The wealthy have always been privileged to look past the mundane.
Or at least those not driven by meeting mundane needs.
Innovation happens in two ways. The first and short-termiest is applying current knowledge to what's needed to help meet daily needs. We're good at that. Produce a better mousetrap and make a lot of $. But it went on before that, too. Monks were great drivers of innovations because they both had time to sit back and think and learn (founding universities and schools) and went out to earn their own bread and help those around them. A lot of Islamic innovations made their way to Europe and only *then* got applied in real life and made widespread, but the monks also applied a lot of older knowledge (or re-invented the wheel, so to speak, in some cases).
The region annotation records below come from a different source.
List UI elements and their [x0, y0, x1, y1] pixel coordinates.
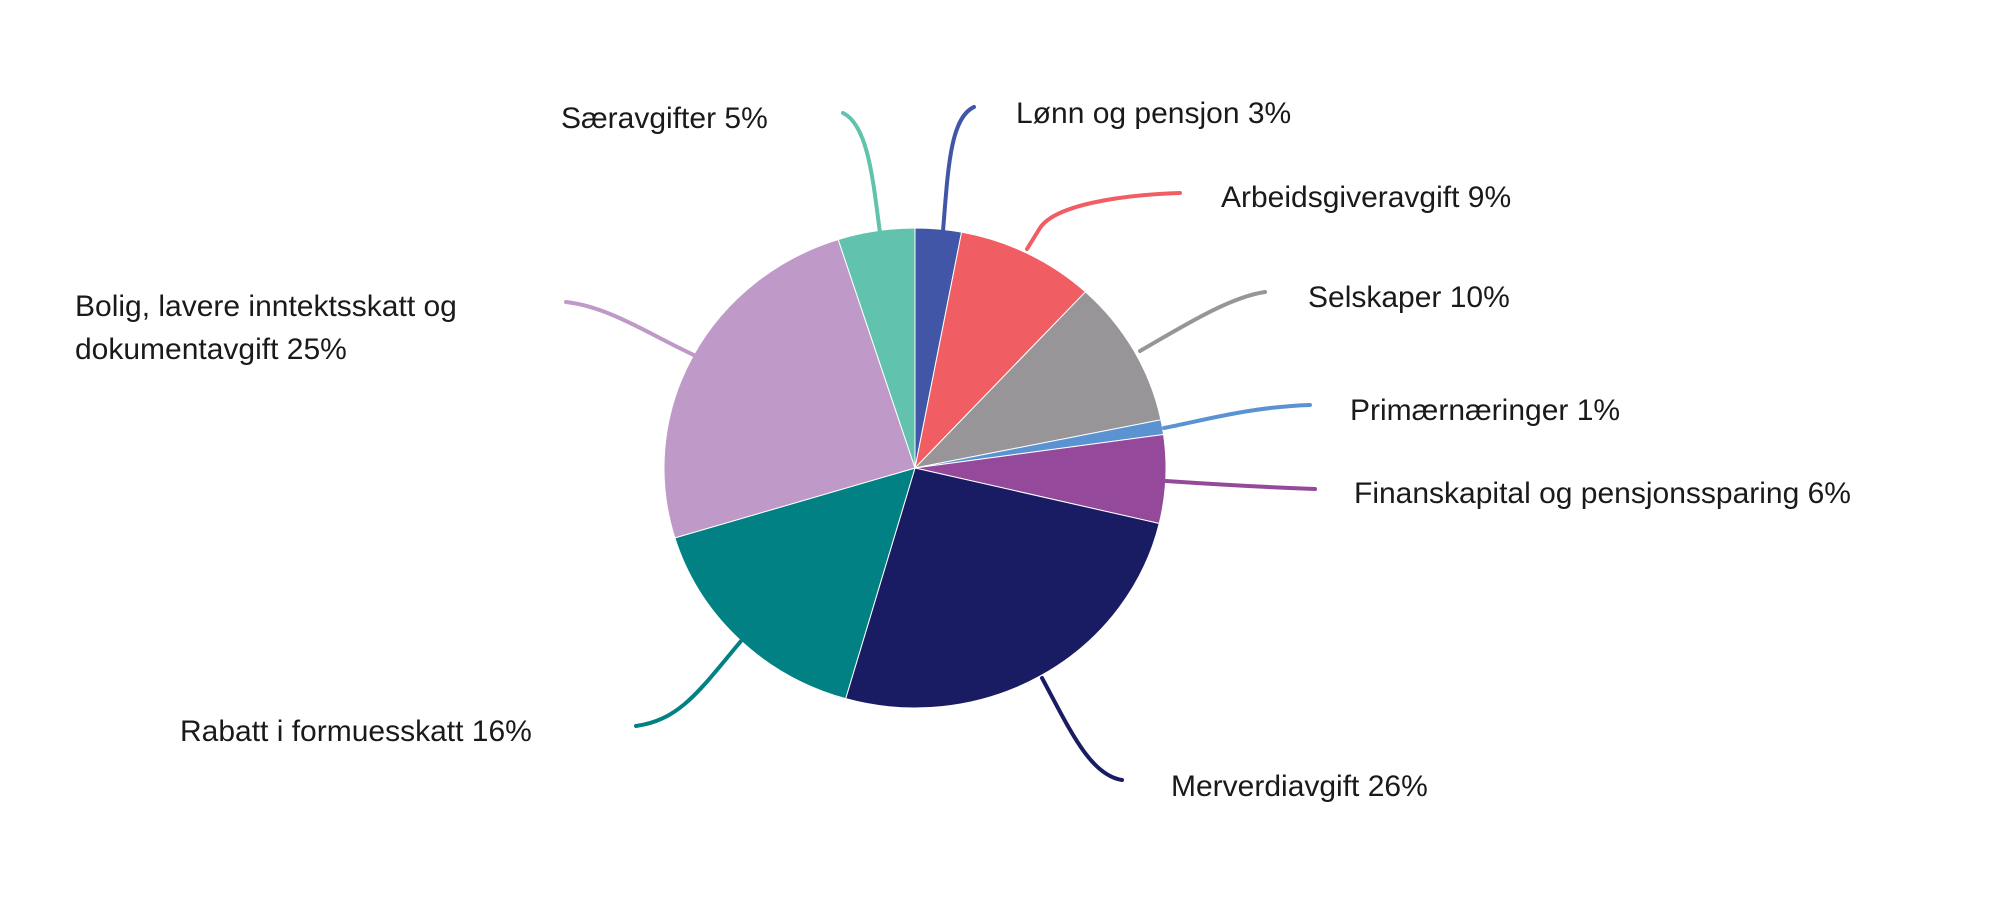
pie-slice-bolig-lavere-inntektsskatt-og-dokumentavgift	[663, 239, 916, 539]
leader-line-lonn	[941, 105, 976, 233]
leader-line-primaer	[1162, 403, 1312, 430]
leader-lines	[564, 105, 1317, 782]
label-bolig-line2: dokumentavgift 25%	[75, 333, 347, 366]
label-merverdiavgift: Merverdiavgift 26%	[1171, 770, 1428, 803]
leader-line-selskaper	[1138, 290, 1267, 353]
leader-line-finans	[1164, 479, 1317, 491]
leader-line-arbeidsgiver	[1025, 191, 1182, 251]
leader-line-merverdi	[1040, 676, 1124, 782]
label-bolig-line1: Bolig, lavere inntektsskatt og	[75, 290, 457, 323]
label-lonn-og-pensjon: Lønn og pensjon 3%	[1016, 97, 1292, 130]
label-finanskapital: Finanskapital og pensjonssparing 6%	[1354, 477, 1851, 510]
label-selskaper: Selskaper 10%	[1308, 281, 1510, 314]
leader-line-rabatt	[634, 639, 743, 728]
label-saeravgifter: Særavgifter 5%	[561, 102, 768, 135]
leader-line-bolig	[564, 300, 698, 358]
leader-line-saer	[841, 111, 882, 235]
label-arbeidsgiveravgift: Arbeidsgiveravgift 9%	[1221, 181, 1512, 214]
label-bolig: Bolig, lavere inntektsskatt og dokumenta…	[75, 285, 457, 371]
pie-slice-selskaper	[914, 291, 1162, 469]
label-primaernaeringer: Primærnæringer 1%	[1350, 394, 1621, 427]
pie-slice-merverdiavgift	[845, 467, 1160, 709]
label-rabatt-i-formuesskatt: Rabatt i formuesskatt 16%	[180, 715, 532, 748]
pie-slice-arbeidsgiveravgift	[914, 231, 1086, 469]
pie-slice-særavgifter	[837, 227, 916, 469]
pie-slices	[663, 227, 1167, 709]
pie-slice-rabatt-i-formuesskatt	[674, 467, 916, 700]
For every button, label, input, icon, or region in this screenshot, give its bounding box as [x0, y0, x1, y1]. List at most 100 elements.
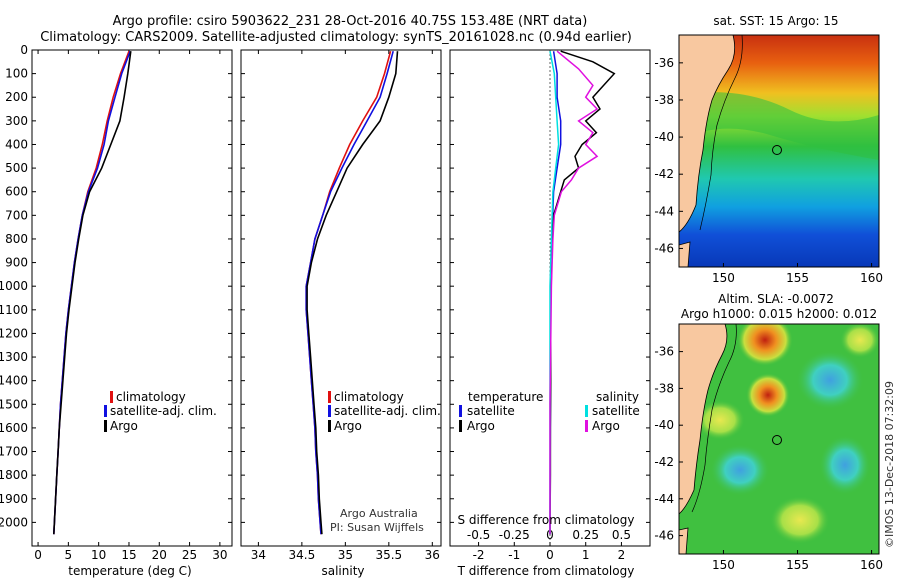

The second kind of innovation is far, far more important. Applying what we know helps people now, directly. But figuring out what we don't know increases the body of knowledge that others can apply, and often finds immediate application as well. For that you need people who *aren't* worried about where their next day's food is coming from or about where their kids will be sleeping next week. You need people who can provide funding to others to do nothing but observe, record, and think for years at a time. Kopernik, Newton come to mind. Or you need people who are intelligent and in a place where they can work: Maxwell, for instance, or Lord Kelvin, Lavoisier or even underworked Einstein in his patent office and later "producing nothing" in Princeton.
Some such wealthy folk fund musicians or artists; others fund scientists. Much of "Islamic learning" were rulers sitting on a lot of war booty and money harvested from farmers and workers who had holdings confiscated from libraries from N. Africa into N. India and who could afford to employ people as kept scholars. Now they fund endowed chairs. Sadly, most individual donors fund social-change "let's re-educate the masses" sort of chairs while it's corporations and government who are more likely to fund basic research into stuff that'll make people's lives better instead of forcing others to behave. Even then, basic research funding is down, and government-funded research tends to be very politicized. It's no different than a khalif or a robber-baron or the Kochs making sure that their money funds the research they want, but that's a level of generalization most don't want to get to: We get outraged over the latter, but government's politicizing its funding (and controlling what's done with others' funding) is just fine. It's all a matter over who's dictating, and *we* are never dictators. Just wiser and more intelligent.
Think of space exploration as straddling these two kinds of innovation, though. To some extent, they have very specific goals in mind: mine an asteroid, for instance, to get all that cobalt necessary for Teslas without engaging in blood minerals or supporting warlord thugs. In other cases, they have loftier, grander designs. Keep in mind that if a rich person gets to Mars, there'll be no coming back and unless there's support staff and enough population to make a go of it, there's no staying there, either.